Abstract Recent developments in neuroscience have provided us with a wealth of the basic knowledge and tools which are required for neurobiological understanding of the psychological concepts. This advantage enables contemporary scientists to suggest and test brain models for psychological concepts, theories, and methods. Considering the current dominance of biological ideas in psychiatry and psychology, such models are essential in confirmation of the psychological theories of mind. In this article a brain model for schemas as essential to cognitive theory is proposed. Schemas are seen as patterns which are recognized and memorized through the training phase of an autoassociative neural network. Then, these patterns are used to complete ambiguous aspects of future experiences through thalamo and hippocampal-cortical pathways.
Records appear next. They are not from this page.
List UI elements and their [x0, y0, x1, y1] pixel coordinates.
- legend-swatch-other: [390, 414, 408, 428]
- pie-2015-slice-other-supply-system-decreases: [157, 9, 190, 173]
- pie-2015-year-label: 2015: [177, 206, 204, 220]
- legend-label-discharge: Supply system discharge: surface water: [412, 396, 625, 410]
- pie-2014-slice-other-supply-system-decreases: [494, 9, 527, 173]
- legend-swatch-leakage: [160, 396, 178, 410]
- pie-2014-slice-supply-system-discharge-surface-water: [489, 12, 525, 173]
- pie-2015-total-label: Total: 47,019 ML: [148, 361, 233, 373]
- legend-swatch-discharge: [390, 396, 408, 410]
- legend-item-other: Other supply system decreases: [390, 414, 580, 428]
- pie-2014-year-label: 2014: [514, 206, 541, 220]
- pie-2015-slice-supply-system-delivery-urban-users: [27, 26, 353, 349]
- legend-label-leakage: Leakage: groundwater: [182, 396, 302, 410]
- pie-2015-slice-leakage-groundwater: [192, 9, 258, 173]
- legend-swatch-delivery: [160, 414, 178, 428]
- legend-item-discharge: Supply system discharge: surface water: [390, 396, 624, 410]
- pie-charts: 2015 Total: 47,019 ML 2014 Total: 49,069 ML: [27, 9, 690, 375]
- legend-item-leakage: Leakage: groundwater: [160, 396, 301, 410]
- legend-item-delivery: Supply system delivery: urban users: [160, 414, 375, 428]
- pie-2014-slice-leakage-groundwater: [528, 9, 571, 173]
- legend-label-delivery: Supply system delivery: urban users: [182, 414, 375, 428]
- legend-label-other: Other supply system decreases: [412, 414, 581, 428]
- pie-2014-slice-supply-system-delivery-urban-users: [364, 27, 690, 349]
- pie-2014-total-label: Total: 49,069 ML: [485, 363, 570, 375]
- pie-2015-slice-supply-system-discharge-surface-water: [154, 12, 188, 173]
In relation to the self or the outside world when a pattern with unknown, noisy, or vague aspects is encountered, those aspects are completed by the principal components of previously learned patterns (schema). This process is to help the observer acquire a better understanding of the environment or the self. However, the patterns which are used to complete the uncertainties about the self or the environment are sometimes not good estimates of the reality and lead the person/patient to an illusionary perception of the self/environment. In this article, the role of the mirror neuron system in pattern recognition is also explained. Psychological and biological therapeutic implications of this model are discussed and the importance of a link between dynamic and cognitive therapies is rationalized.